Napoléon (1er partie)

   Le voyageur qui aborde la Corse est tout d’abord séduit par la beauté et la diversité de ses sites ; aucune contrée de l’Europe n’égale ce mélange à la fois sauvage et riant et ses aspects tour à tour grandioses ou charmants.

On s’étonne alors de ne pas y trouver des êtres intelligents et calmes ; un lieu aussi favorisé devrait, semble-t-il, produire des hommes supérieurs ? Mais la Corse s’est parée et a attendu pendant des siècles la venue de Napoléon ! Cet unique enfant a suffi pour bénir le coin de terre isolé du continent, à dessein !

La baie d’Ajaccio donne l’impression d’un endroit choisi ; et cependant, la ville même est décevante et semble encore s’étonner, d’avoir eu un tel honneur ! Dans l’agglomération la plus voisine du port, parmi les rues étroites et sales, la sévère demeure des Bonaparte se dresse silencieuse et digne au milieu des autres.

   Passer ce porche, toucher la rampe de fer, pénétrer dans ces vastes pièces où le pas rapide du jeune officier s’est fait entendre, vivre dans l’atmosphère de cette maison provoque un sentiment inexprimable et profond : un sopha à l’étoffe passée, sur lequel Lœtizia Ramolino mit au monde cet être prodigieux ; à côté, dans la petite chambre carrelée, cette trappe, par laquelle, pour fuir la révolution il est parti, un beau jour pour la France, d’où il devait régner sur l’Europe !

Et l’Esprit s’envole à la suite du grand aigle jupitérien et solaire ! …..

  

   Dans la nuit de l’Assomption 1769, le grand Frédéric en son château de Schönbrunn (future prison du roi de Rome !) voyait du reste dans un demi sommeil l’apparition d’un boule de feu dans le Ciel et sa chute fulgurante sur notre planète.
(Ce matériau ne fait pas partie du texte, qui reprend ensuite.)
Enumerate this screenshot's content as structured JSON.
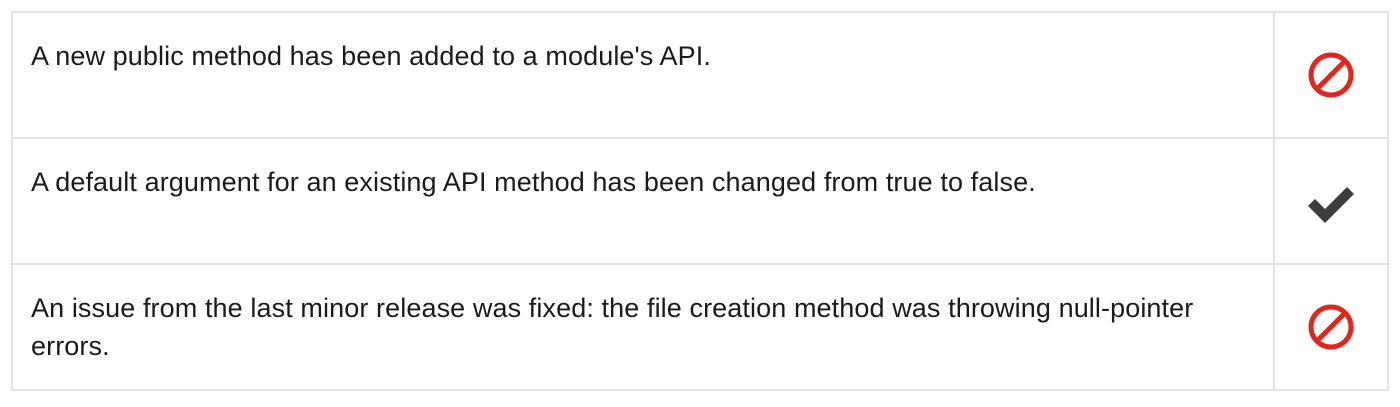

Fortement impressionné, l’empereur fit prendre note de cette image encore toute fraiche, par un chambellan de service et un demi-siècle après, en retrouvant les papiers de ce personnage on pouvait constater le rapport indéniable qu’il y a entre cette trainée de feu abordant la terre et la naissance de Napoléon à Ajaccio !

Le grand constructeur des empires centraux, le génie malfaisant de la politique anti-française, que l’Angleterre et l’Allemagne devaient suivre par la suite ; cet ami des sceptiques et des esprits révolutionnaires, voyait dés la fin de son règne la marque lumineuse du redresseur et du justicier.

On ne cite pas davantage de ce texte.